The secondary strategy of the game is to explore the solar system by launching  bunnies into space in ships. Once in space, the bunnies collect Carrot markers and journey to the planet Jupiter.

A player owns any Carrot that he brings to the planet Jupiter, and at the end of the game when all Carrots have been claimed, the Magic (or winning) Carrot is revealed.
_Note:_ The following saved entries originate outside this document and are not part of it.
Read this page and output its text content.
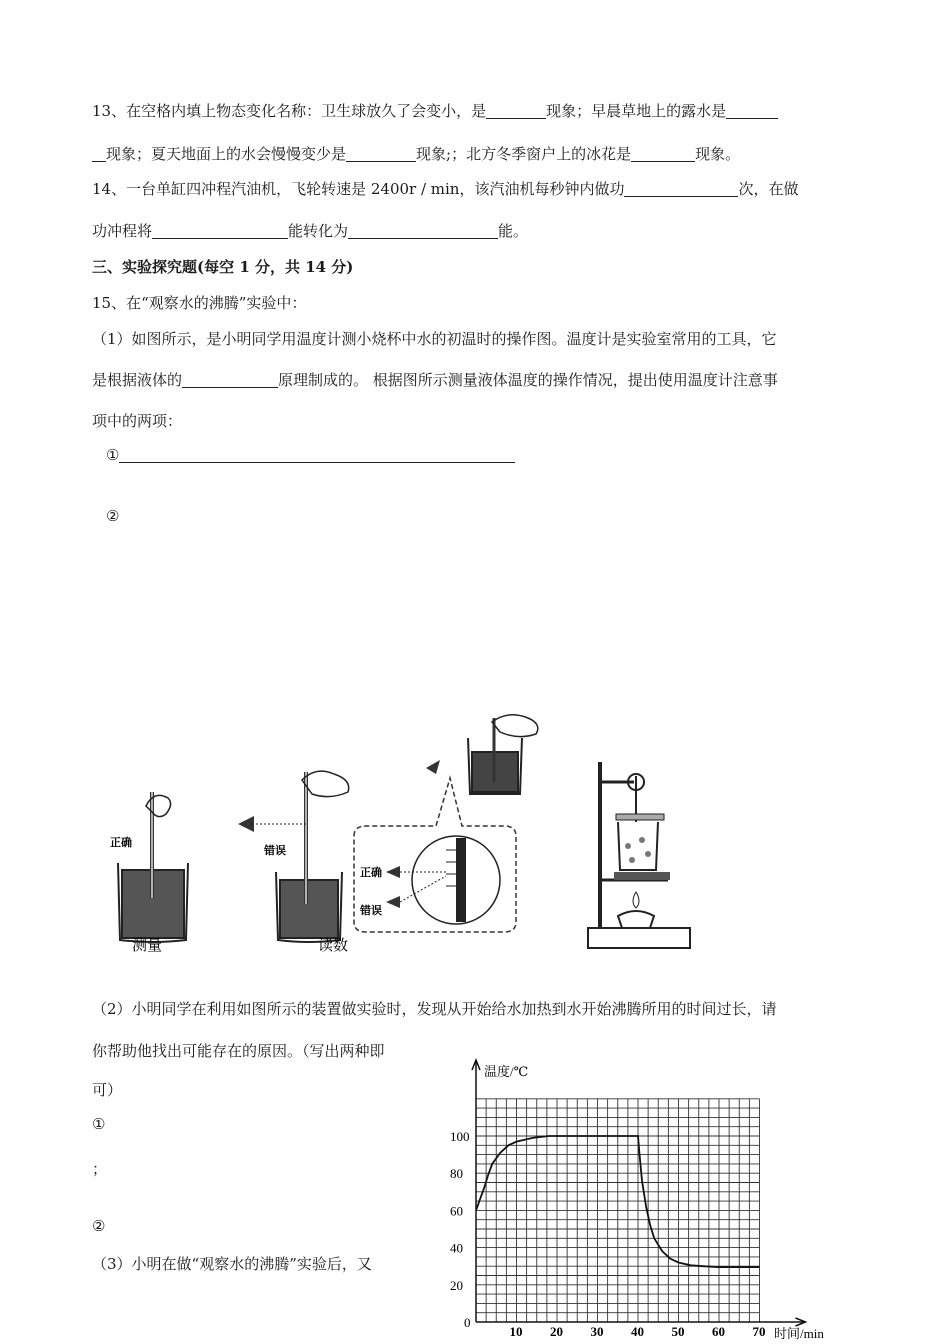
13、在空格内填上物态变化名称：卫生球放久了会变小，是	现象；早晨草地上的露水是
现象；夏天地面上的水会慢慢变少是	现象;；北方冬季窗户上的冰花是	现象。
14、一台单缸四冲程汽油机，飞轮转速是 2400r / min，该汽油机每秒钟内做功	次，在做
功冲程将	能转化为	能。
三、实验探究题(每空 1 分，共 14 分)
15、在“观察水的沸腾”实验中：
（1）如图所示，是小明同学用温度计测小烧杯中水的初温时的操作图。温度计是实验室常用的工具，它
是根据液体的	原理制成的。 根据图所示测量液体温度的操作情况，提出使用温度计注意事
项中的两项：
①
②
正确
错误
正确
错误
测量	读数
（2）小明同学在利用如图所示的装置做实验时，发现从开始给水加热到水开始沸腾所用的时间过长，请
你帮助他找出可能存在的原因。（写出两种即
可）
①
；
②
（3）小明在做“观察水的沸腾”实验后，又
10 20 30 40 50 60 70
0
20
40
60
80
100
温度/℃
时间/min
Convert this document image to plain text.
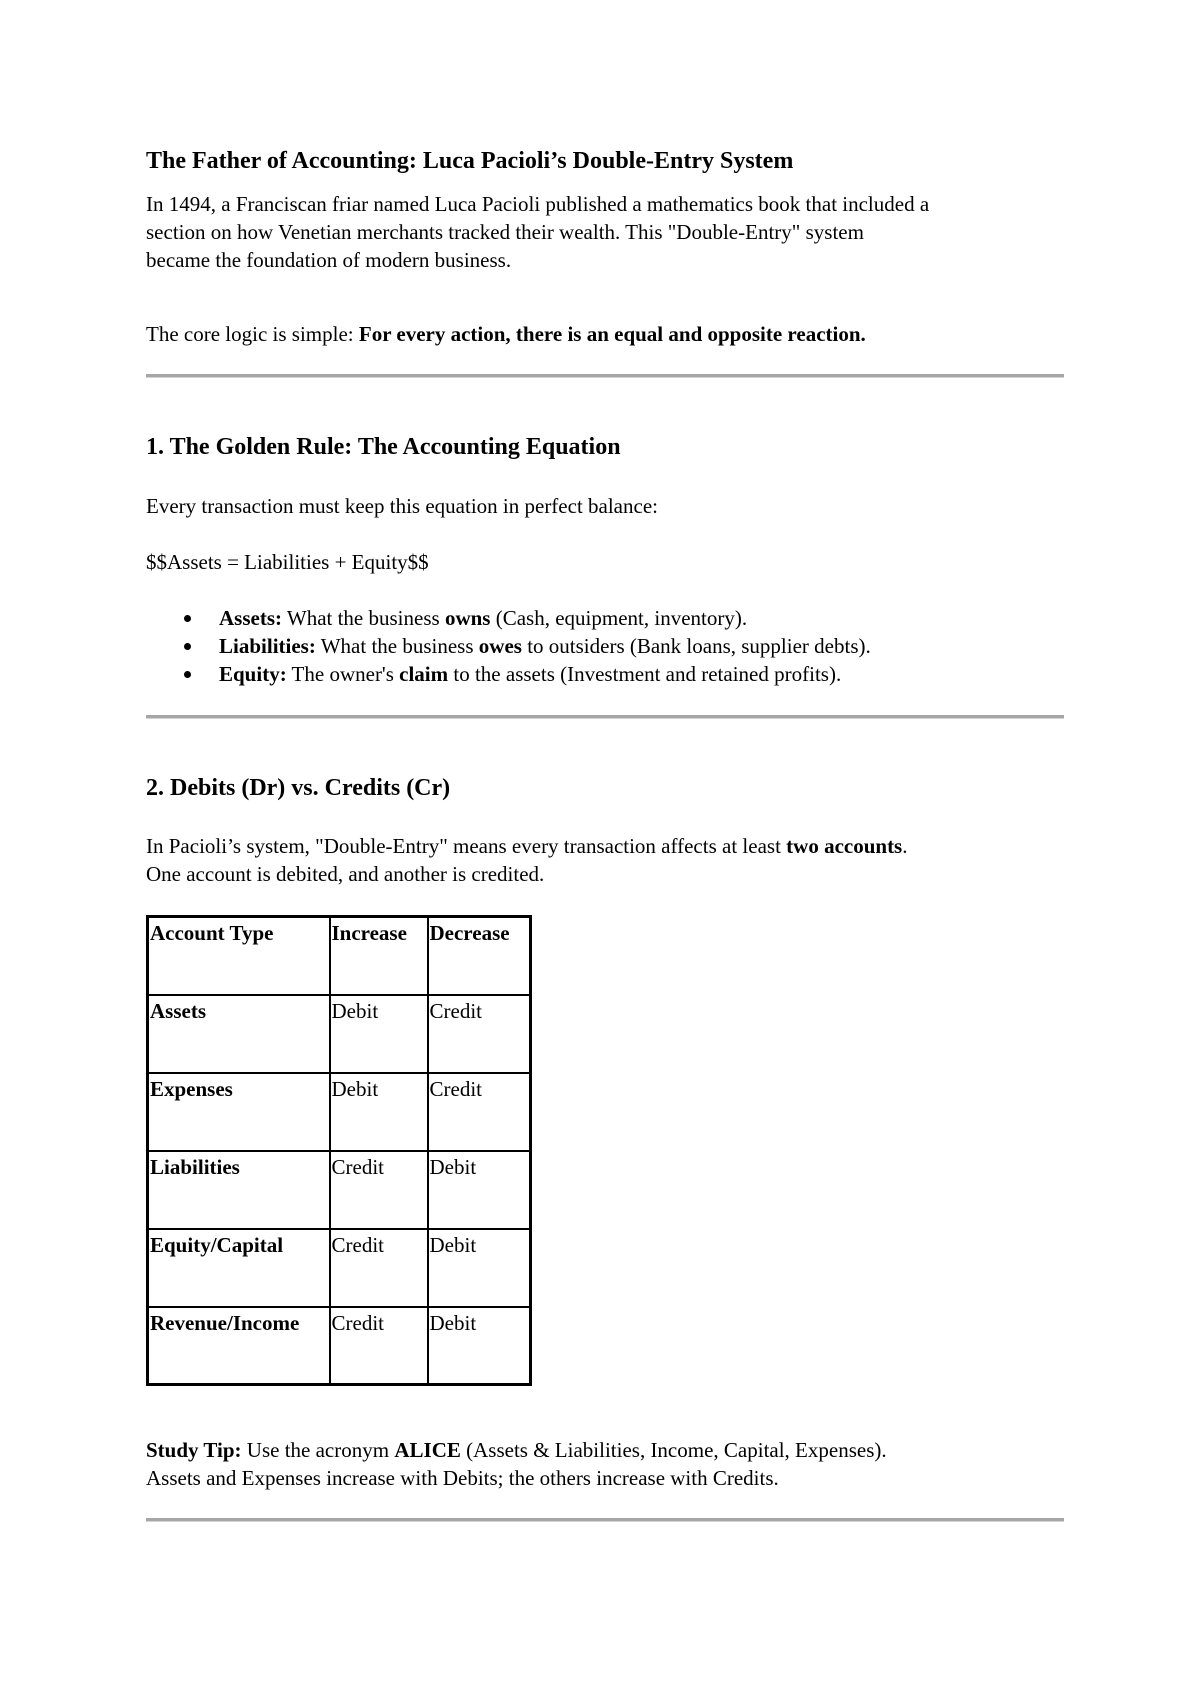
The Father of Accounting: Luca Pacioli’s Double-Entry System

In 1494, a Franciscan friar named Luca Pacioli published a mathematics book that included a
section on how Venetian merchants tracked their wealth. This "Double-Entry" system
became the foundation of modern business.

The core logic is simple: For every action, there is an equal and opposite reaction.

1. The Golden Rule: The Accounting Equation

Every transaction must keep this equation in perfect balance:

$$Assets = Liabilities + Equity$$

Assets: What the business owns (Cash, equipment, inventory).
Liabilities: What the business owes to outsiders (Bank loans, supplier debts).
Equity: The owner's claim to the assets (Investment and retained profits).
2. Debits (Dr) vs. Credits (Cr)

In Pacioli’s system, "Double-Entry" means every transaction affects at least two accounts.
One account is debited, and another is credited.

Account Type	Increase	Decrease
Assets	Debit	Credit
Expenses	Debit	Credit
Liabilities	Credit	Debit
Equity/Capital	Credit	Debit
Revenue/Income	Credit	Debit

Study Tip: Use the acronym ALICE (Assets & Liabilities, Income, Capital, Expenses).
Assets and Expenses increase with Debits; the others increase with Credits.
The more Carrots a player owns, the better that player's chances will be of owning the Magic Carrot and winning the game.

Players of Killer Bunnies and the Quest for the Magic Carrot will recognise much of the play system as the method of playing cards is much the same with the main changes being the use of the boards, ships and the method of collecting carrots.

Expansions 
Much like for Killer Bunnies and the Quest for the Magic Carrot, J2J has several planned expansions which will add new cards and additional board sections to the game, making the play area larger and adding extra rules, carrots and assorted stuff.

The Blue set is the starter deck and contains 8 carrots, 110 play cards and the first 9 sectors of the board including the Sun, Earth, Mars and Jupiter.

The Yellow booster deck comes packaged with the blue set and adds an extra 55 cards.

The Laser Red booster deck is sold separately to the standard game and adds another 55 cards and another 3 sectors of the board as well as the planet Saturn.

There are four planned expansions to the game each coming as a booster set in colours red, purple, green, and orange. The first, the Laser Red expansion, was released in the 3rd Quarter of 2009.

So far, there have been two promo cards which are usually given alongside the game when you purchase it from playroom or most retailers.

Fans 
There are many fansites dedicated to Killer Bunnies, one of which is The Magic Carrot . This site operates as a messageboard for players of the game to communicate opinions, ideas and conversation on all things Killer Bunnies.